6.2.3 Delimiters

6.2.3.1 Record Delimiter

Each file making up a BWARM data feed shall be separated into individual Records with each Record being placed into one line terminated by a line feed (Unicode U+000A) or a carriage return and line feed pair (Unicode U+000D 000A).

6.2.3.2 Primary Delimiter

Cells within a Record are separated by tab characters (Unicode U+0009). The files defined in this standard are therefore TSV files and have a .tsv file extension.

6.2.3.3 Secondary Delimiter

Should a single Cell contain two or more data elements, these data elements shall be separated by a pipe character (Unicode U+007C). All data elements in a multi-value Cell shall be of the same primitive data type (see Clause 6.2.4).

6.2.3.4 Namespace delimiter

Should a Cell contain a data element whose origin needs to be provided, the data element shall be preceded by a string that provides a "namespace" and two colon characters (Unicode U+003A).

For example a party identifier can be communicated as ISNI::0000000081266409, indicating that the identifier (0000000081266409) is an International Standard Name Identifier (ISNI).

The sender of the BWARM data feed should ensure that the recipient can, for each specific namespace, ingest data in this form.

6.2.3.5 Spaces and delimiters

Delimiters shall not be surrounded by extra space characters.

For example, the writer pair Lennon/McCartney should be communicated as Lennon|McCartney and not as Lennon⎵|⎵McCartney.

6.2.3.6 Received spaces and delimiters

If a sender has received data with extra white spaces, they are encouraged to trim any such extra white space characters when compiling a file created in accordance with this standard. For example, if the sender received data with the writer, Lennon as Lennon⎵ and McCartney as McCartney⎵, then the writer pair should be communicated by the sender as Lennon|McCartney.

However, it is also permitted, for a sender that received data with the writers Lennon as “Lennon⎵” and McCartney as “McCartney⎵”, to communicate the writer pair as Lennon⎵|McCartney⎵ if the sender is required to provide data “as received” from third parties.

6.2.3.7 Communicating delimiters

To communicate a Delimiter in the data within a Cell, such a Cell shall not be enclosed in double quote characters. Instead the Delimiter shall be immediately preceded by an escaping code as follows:

  1. To escape a tab character contained in a text string, the escaping code is the backslash character (Unicode U+005C). Therefore, the string A[TAB]B would have to be communicated as A\[TAB]B (with [TAB] representing the tabulator);

  2. To escape a pipe character contained in a text string, the escaping code is a double backslash character (Unicode U+005C). Therefore, the string A|B would have to be communicated as A\\|B; and

  3. To communicate a backslash character, the escaping code is a triple backslash character. Therefore, the string A\B would have to be communicated as A\\\\B.

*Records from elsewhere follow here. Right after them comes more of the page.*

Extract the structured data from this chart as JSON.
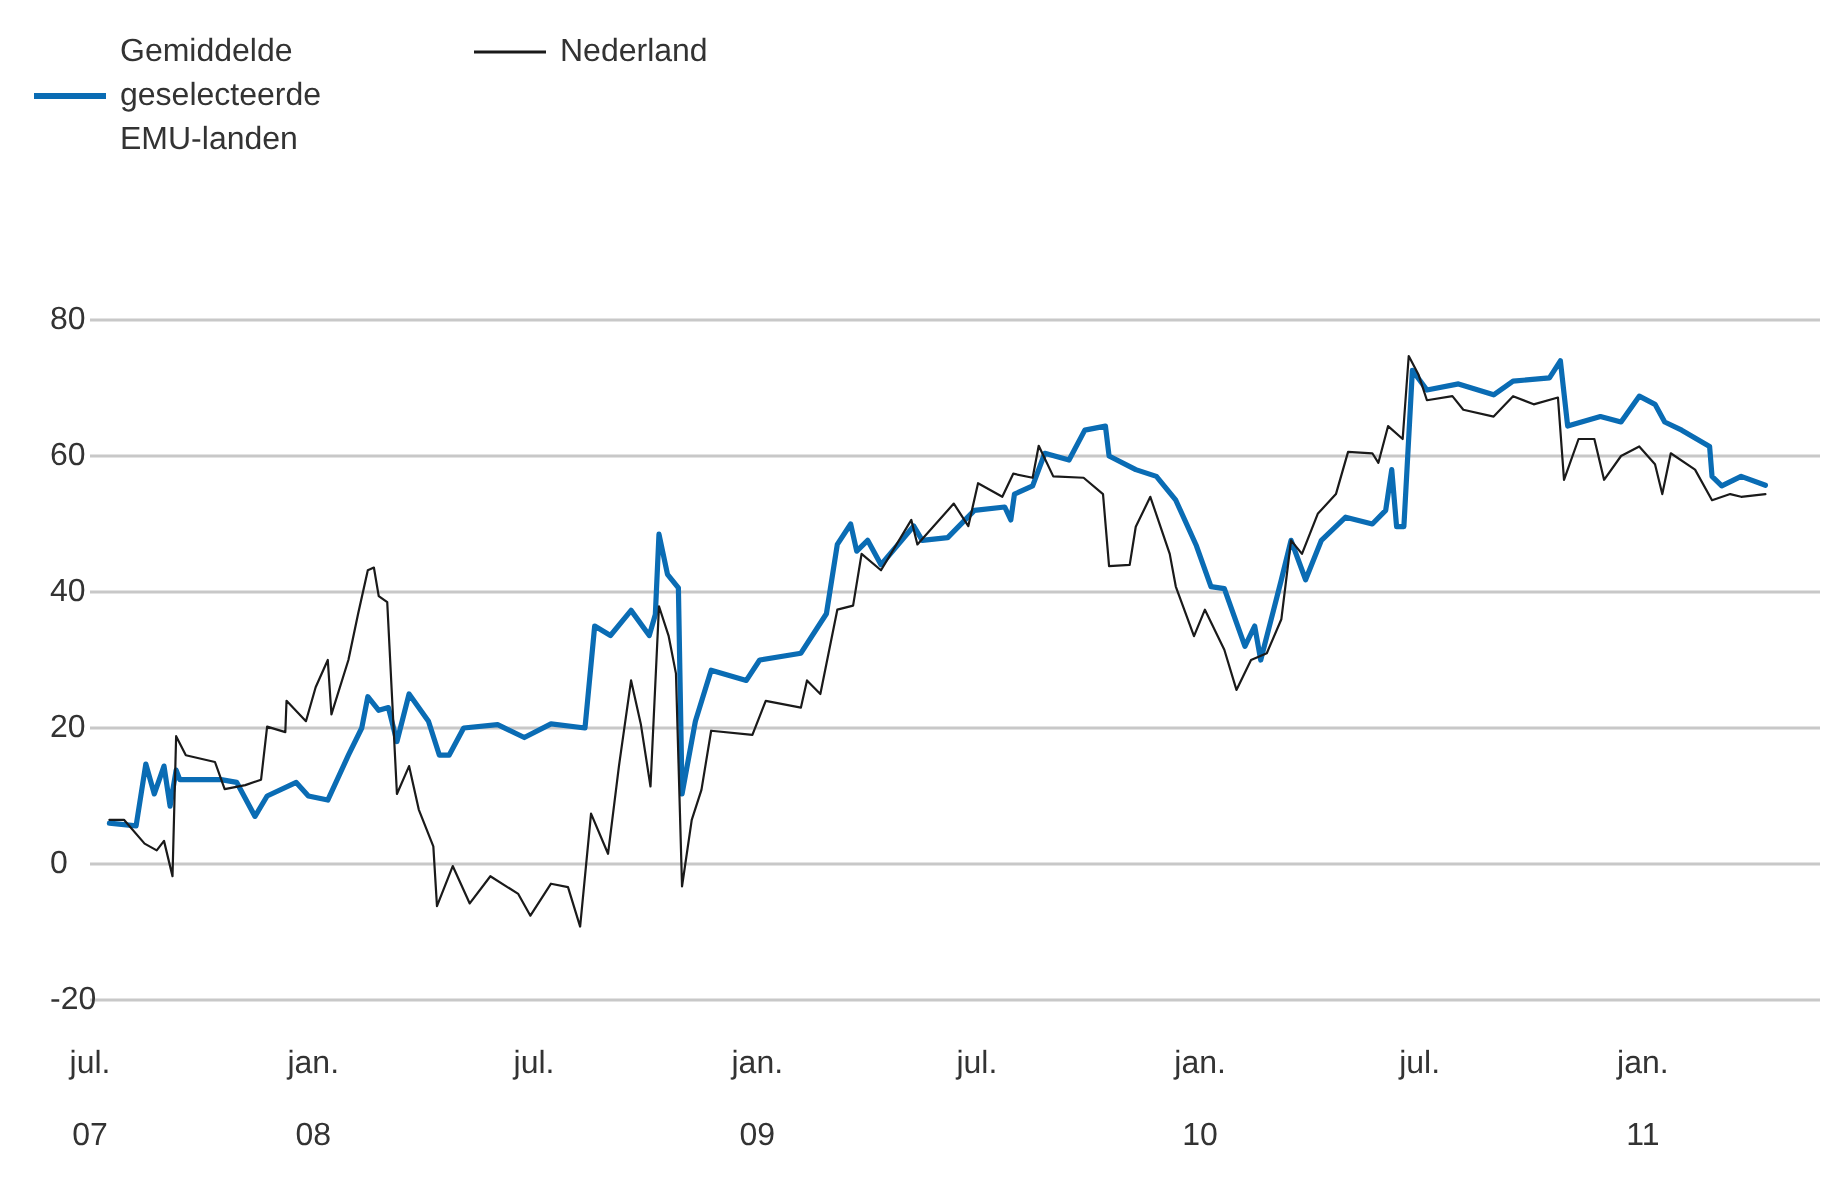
{
  "chart_data": {
    "type": "line",
    "legend": "top left",
    "grid": "y",
    "marker": "none",
    "line_style": "solid",
    "ylim": [
      -20,
      80
    ],
    "yticks": [
      -20,
      0,
      20,
      40,
      60,
      80
    ],
    "xlim": [
      "2007-07-01",
      "2011-05-27"
    ],
    "xticks": [
      {
        "value": "2007-07-01",
        "label": "jul.\n07"
      },
      {
        "value": "2008-01-01",
        "label": "jan.\n08"
      },
      {
        "value": "2008-07-01",
        "label": "jul."
      },
      {
        "value": "2009-01-01",
        "label": "jan.\n09"
      },
      {
        "value": "2009-07-01",
        "label": "jul."
      },
      {
        "value": "2010-01-01",
        "label": "jan.\n10"
      },
      {
        "value": "2010-07-01",
        "label": "jul."
      },
      {
        "value": "2011-01-01",
        "label": "jan.\n11"
      }
    ],
    "series": [
      {
        "name": "Gemiddelde geselecteerde EMU-landen",
        "color": "#0a6cb4",
        "x": [
          "2007-07-17",
          "2007-08-08",
          "2007-08-16",
          "2007-08-23",
          "2007-08-31",
          "2007-09-05",
          "2007-09-10",
          "2007-09-13",
          "2007-10-17",
          "2007-10-30",
          "2007-11-14",
          "2007-11-24",
          "2007-12-18",
          "2007-12-28",
          "2008-01-13",
          "2008-01-30",
          "2008-02-10",
          "2008-02-15",
          "2008-02-24",
          "2008-03-03",
          "2008-03-10",
          "2008-03-20",
          "2008-04-05",
          "2008-04-14",
          "2008-04-22",
          "2008-05-04",
          "2008-06-01",
          "2008-06-23",
          "2008-07-15",
          "2008-08-12",
          "2008-08-20",
          "2008-09-02",
          "2008-09-19",
          "2008-10-04",
          "2008-10-09",
          "2008-10-12",
          "2008-10-19",
          "2008-10-28",
          "2008-10-31",
          "2008-11-11",
          "2008-11-24",
          "2008-12-23",
          "2009-01-03",
          "2009-02-06",
          "2009-02-27",
          "2009-03-08",
          "2009-03-19",
          "2009-03-24",
          "2009-04-02",
          "2009-04-13",
          "2009-05-10",
          "2009-05-17",
          "2009-06-07",
          "2009-06-29",
          "2009-07-24",
          "2009-07-29",
          "2009-08-01",
          "2009-08-16",
          "2009-08-26",
          "2009-09-15",
          "2009-09-28",
          "2009-10-15",
          "2009-10-18",
          "2009-11-09",
          "2009-11-26",
          "2009-12-12",
          "2009-12-29",
          "2010-01-10",
          "2010-01-21",
          "2010-02-07",
          "2010-02-15",
          "2010-02-20",
          "2010-03-09",
          "2010-03-17",
          "2010-03-29",
          "2010-04-11",
          "2010-05-01",
          "2010-05-23",
          "2010-06-03",
          "2010-06-08",
          "2010-06-12",
          "2010-06-18",
          "2010-06-25",
          "2010-07-07",
          "2010-08-02",
          "2010-08-31",
          "2010-09-16",
          "2010-10-16",
          "2010-10-25",
          "2010-10-31",
          "2010-11-27",
          "2010-12-14",
          "2010-12-29",
          "2011-01-11",
          "2011-01-19",
          "2011-02-02",
          "2011-02-25",
          "2011-02-27",
          "2011-03-07",
          "2011-03-23",
          "2011-04-12"
        ],
        "values": [
          6,
          5.6,
          14.7,
          10.3,
          14.4,
          8.5,
          13.8,
          12.4,
          12.4,
          12,
          7,
          10,
          12,
          10,
          9.4,
          16,
          20,
          24.6,
          22.6,
          23,
          18,
          25,
          21,
          16,
          16,
          20,
          20.5,
          18.6,
          20.6,
          20,
          35,
          33.6,
          37.3,
          33.6,
          36.7,
          48.5,
          42.6,
          40.6,
          10.3,
          21,
          28.5,
          27,
          30,
          31,
          36.8,
          47,
          50,
          46,
          47.6,
          44,
          49.7,
          47.6,
          48,
          52,
          52.5,
          50.6,
          54.4,
          55.6,
          60.4,
          59.4,
          63.8,
          64.4,
          60,
          58,
          57,
          53.5,
          46.8,
          40.8,
          40.5,
          32,
          35,
          30,
          41.8,
          47.6,
          41.8,
          47.6,
          51,
          50,
          52,
          58,
          49.6,
          49.6,
          72.6,
          69.7,
          70.6,
          69,
          71,
          71.5,
          74,
          64.4,
          65.8,
          65,
          68.8,
          67.6,
          65,
          63.8,
          61.4,
          57,
          55.6,
          57,
          55.7
        ]
      },
      {
        "name": "Nederland",
        "color": "#1a1a1a",
        "x": [
          "2007-07-17",
          "2007-07-29",
          "2007-08-15",
          "2007-08-25",
          "2007-08-31",
          "2007-09-07",
          "2007-09-10",
          "2007-09-18",
          "2007-10-12",
          "2007-10-20",
          "2007-11-06",
          "2007-11-19",
          "2007-11-24",
          "2007-12-09",
          "2007-12-10",
          "2007-12-26",
          "2008-01-03",
          "2008-01-13",
          "2008-01-16",
          "2008-01-30",
          "2008-02-07",
          "2008-02-15",
          "2008-02-20",
          "2008-02-24",
          "2008-03-02",
          "2008-03-10",
          "2008-03-20",
          "2008-03-28",
          "2008-04-09",
          "2008-04-12",
          "2008-04-25",
          "2008-05-09",
          "2008-05-26",
          "2008-06-18",
          "2008-06-28",
          "2008-07-15",
          "2008-07-29",
          "2008-08-08",
          "2008-08-17",
          "2008-08-31",
          "2008-09-09",
          "2008-09-19",
          "2008-09-27",
          "2008-10-05",
          "2008-10-12",
          "2008-10-20",
          "2008-10-26",
          "2008-10-31",
          "2008-11-08",
          "2008-11-16",
          "2008-11-24",
          "2008-12-28",
          "2009-01-08",
          "2009-02-06",
          "2009-02-11",
          "2009-02-22",
          "2009-03-08",
          "2009-03-21",
          "2009-03-28",
          "2009-04-13",
          "2009-05-08",
          "2009-05-13",
          "2009-06-12",
          "2009-06-24",
          "2009-07-02",
          "2009-07-22",
          "2009-07-31",
          "2009-08-16",
          "2009-08-21",
          "2009-09-02",
          "2009-09-27",
          "2009-10-13",
          "2009-10-18",
          "2009-11-04",
          "2009-11-09",
          "2009-11-21",
          "2009-12-07",
          "2009-12-12",
          "2009-12-27",
          "2010-01-05",
          "2010-01-21",
          "2010-01-31",
          "2010-02-12",
          "2010-02-25",
          "2010-03-09",
          "2010-03-17",
          "2010-03-26",
          "2010-04-08",
          "2010-04-23",
          "2010-05-03",
          "2010-05-23",
          "2010-05-28",
          "2010-06-05",
          "2010-06-17",
          "2010-06-22",
          "2010-06-30",
          "2010-07-07",
          "2010-07-28",
          "2010-08-06",
          "2010-08-31",
          "2010-09-16",
          "2010-10-03",
          "2010-10-23",
          "2010-10-28",
          "2010-11-09",
          "2010-11-22",
          "2010-11-30",
          "2010-12-14",
          "2010-12-29",
          "2011-01-11",
          "2011-01-17",
          "2011-01-24",
          "2011-02-13",
          "2011-02-27",
          "2011-03-14",
          "2011-03-23",
          "2011-04-12"
        ],
        "values": [
          6.5,
          6.5,
          3,
          2,
          3.4,
          -1.8,
          18.8,
          16,
          15,
          11,
          11.6,
          12.4,
          20.2,
          19.4,
          24,
          21,
          26,
          30,
          22,
          30,
          36.8,
          43.2,
          43.6,
          39.4,
          38.5,
          10.3,
          14.4,
          8,
          2.6,
          -6.2,
          -0.3,
          -5.8,
          -1.8,
          -4.4,
          -7.6,
          -2.9,
          -3.4,
          -9.2,
          7.4,
          1.5,
          14.4,
          27,
          20.6,
          11.4,
          37.9,
          33.5,
          28,
          -3.3,
          6.5,
          10.9,
          19.6,
          19,
          24,
          23,
          27,
          25,
          37.4,
          38,
          45.6,
          43.2,
          50.6,
          47,
          53,
          49.7,
          56,
          54,
          57.4,
          56.8,
          61.5,
          57,
          56.8,
          54.4,
          43.8,
          44,
          49.6,
          54,
          45.6,
          40.8,
          33.5,
          37.4,
          31.5,
          25.6,
          30,
          31,
          36,
          47.6,
          45.6,
          51.5,
          54.4,
          60.6,
          60.4,
          59,
          64.4,
          62.5,
          74.7,
          72,
          68.2,
          68.8,
          66.8,
          65.8,
          68.8,
          67.6,
          68.6,
          56.5,
          62.5,
          62.5,
          56.5,
          60,
          61.4,
          58.8,
          54.4,
          60.4,
          58,
          53.5,
          54.4,
          54,
          54.4
        ]
      }
    ]
  }
}
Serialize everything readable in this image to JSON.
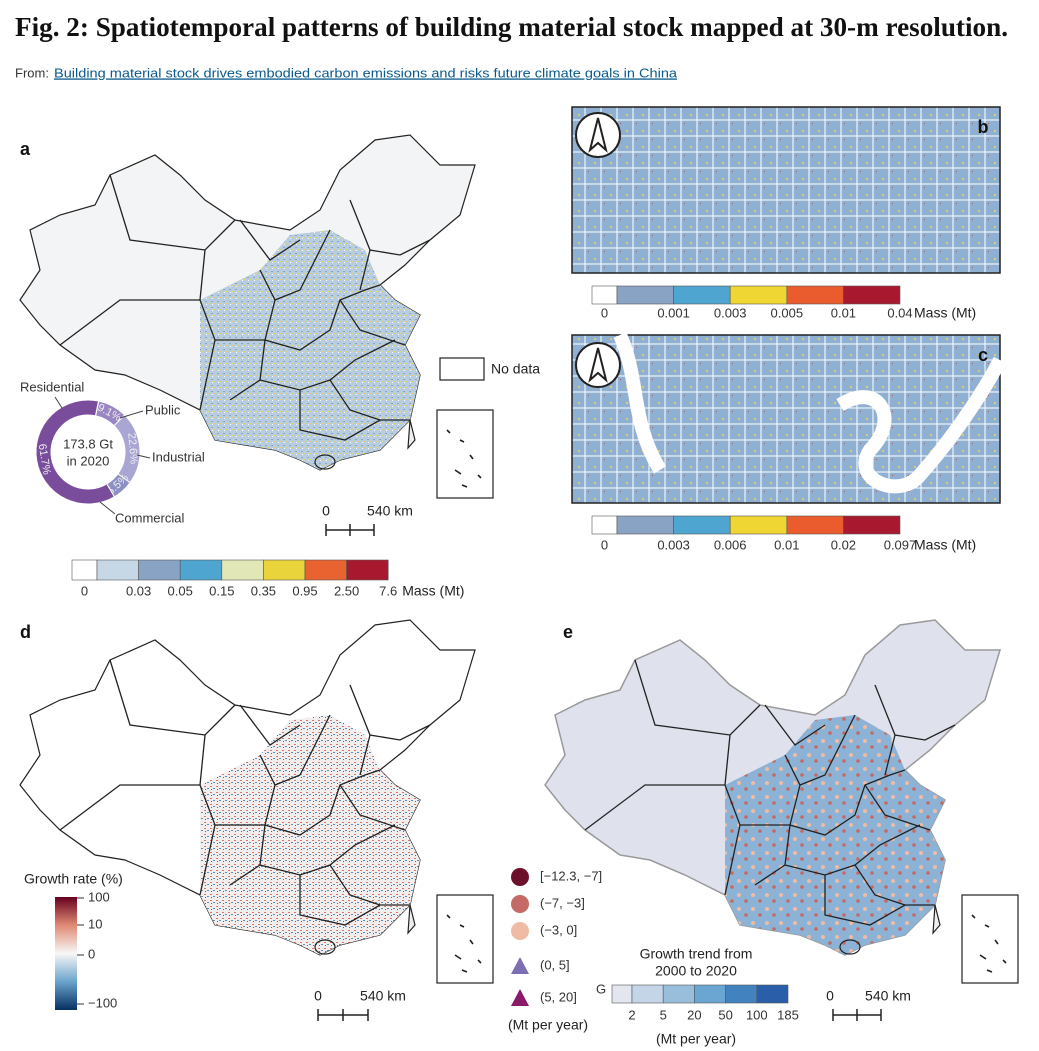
{
  "header": {
    "title": "Fig. 2: Spatiotemporal patterns of building material stock mapped at 30-m resolution.",
    "from_label": "From:",
    "link": "Building material stock drives embodied carbon emissions and risks future climate goals in China"
  },
  "panel_a": {
    "letter": "a",
    "no_data": "No data",
    "scale_zero": "0",
    "scale_label": "540 km",
    "donut": {
      "center_line1": "173.8 Gt",
      "center_line2": "in 2020",
      "names": [
        "Public",
        "Industrial",
        "Commercial",
        "Residential"
      ],
      "values": [
        9.1,
        22.6,
        6.5,
        61.7
      ],
      "value_labels": [
        "9.1%",
        "22.6%",
        "6.5%",
        "61.7%"
      ],
      "colors": [
        "#9a86c2",
        "#aaa6d3",
        "#8d90c2",
        "#7a4d9c"
      ]
    },
    "legend": {
      "ticks": [
        "0",
        "0.03",
        "0.05",
        "0.15",
        "0.35",
        "0.95",
        "2.50",
        "7.6"
      ],
      "unit": "Mass (Mt)",
      "colors": [
        "#ffffff",
        "#c6d7e6",
        "#89a3c5",
        "#4ea5cf",
        "#e2e7b8",
        "#ead43c",
        "#e8632f",
        "#a8192f"
      ]
    }
  },
  "panel_b": {
    "letter": "b",
    "legend": {
      "ticks": [
        "0",
        "0.001",
        "0.003",
        "0.005",
        "0.01",
        "0.04"
      ],
      "unit": "Mass (Mt)",
      "colors": [
        "#ffffff",
        "#89a3c5",
        "#4ea5cf",
        "#f0d632",
        "#ea5b2d",
        "#a8192f"
      ]
    }
  },
  "panel_c": {
    "letter": "c",
    "legend": {
      "ticks": [
        "0",
        "0.003",
        "0.006",
        "0.01",
        "0.02",
        "0.097"
      ],
      "unit": "Mass (Mt)",
      "colors": [
        "#ffffff",
        "#89a3c5",
        "#4ea5cf",
        "#f0d632",
        "#ea5b2d",
        "#a8192f"
      ]
    }
  },
  "panel_d": {
    "letter": "d",
    "legend_title": "Growth rate (%)",
    "ticks": [
      "100",
      "10",
      "0",
      "−100"
    ],
    "scale_zero": "0",
    "scale_label": "540 km"
  },
  "panel_e": {
    "letter": "e",
    "categories": [
      {
        "label": "[−12.3, −7]",
        "shape": "circle",
        "color": "#6b0f2b"
      },
      {
        "label": "(−7, −3]",
        "shape": "circle",
        "color": "#c46a64"
      },
      {
        "label": "(−3, 0]",
        "shape": "circle",
        "color": "#efbba5"
      },
      {
        "label": "(0, 5]",
        "shape": "triangle",
        "color": "#7d6db3"
      },
      {
        "label": "(5, 20]",
        "shape": "triangle",
        "color": "#8a1a6a"
      }
    ],
    "category_unit": "(Mt per year)",
    "trend_title_line1": "Growth trend from",
    "trend_title_line2": "2000 to 2020",
    "trend_prefix": "G",
    "trend_ticks": [
      "2",
      "5",
      "20",
      "50",
      "100",
      "185"
    ],
    "trend_unit": "(Mt per year)",
    "trend_colors": [
      "#e3e5ef",
      "#c4d5e7",
      "#98bedb",
      "#6aa6d1",
      "#4282bf",
      "#2a5ea8"
    ],
    "scale_zero": "0",
    "scale_label": "540 km"
  }
}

These escaping mechanisms must be used for all special characters in all Cells, whether those Cells allow multiple values or not. A non-escaped pipe character in a single-value Cell is, consequently, an error. For the avoidance of doubt, escaping a character that should not be escaped, or not escaping a character that should have been escaped, will lead to an invalid file.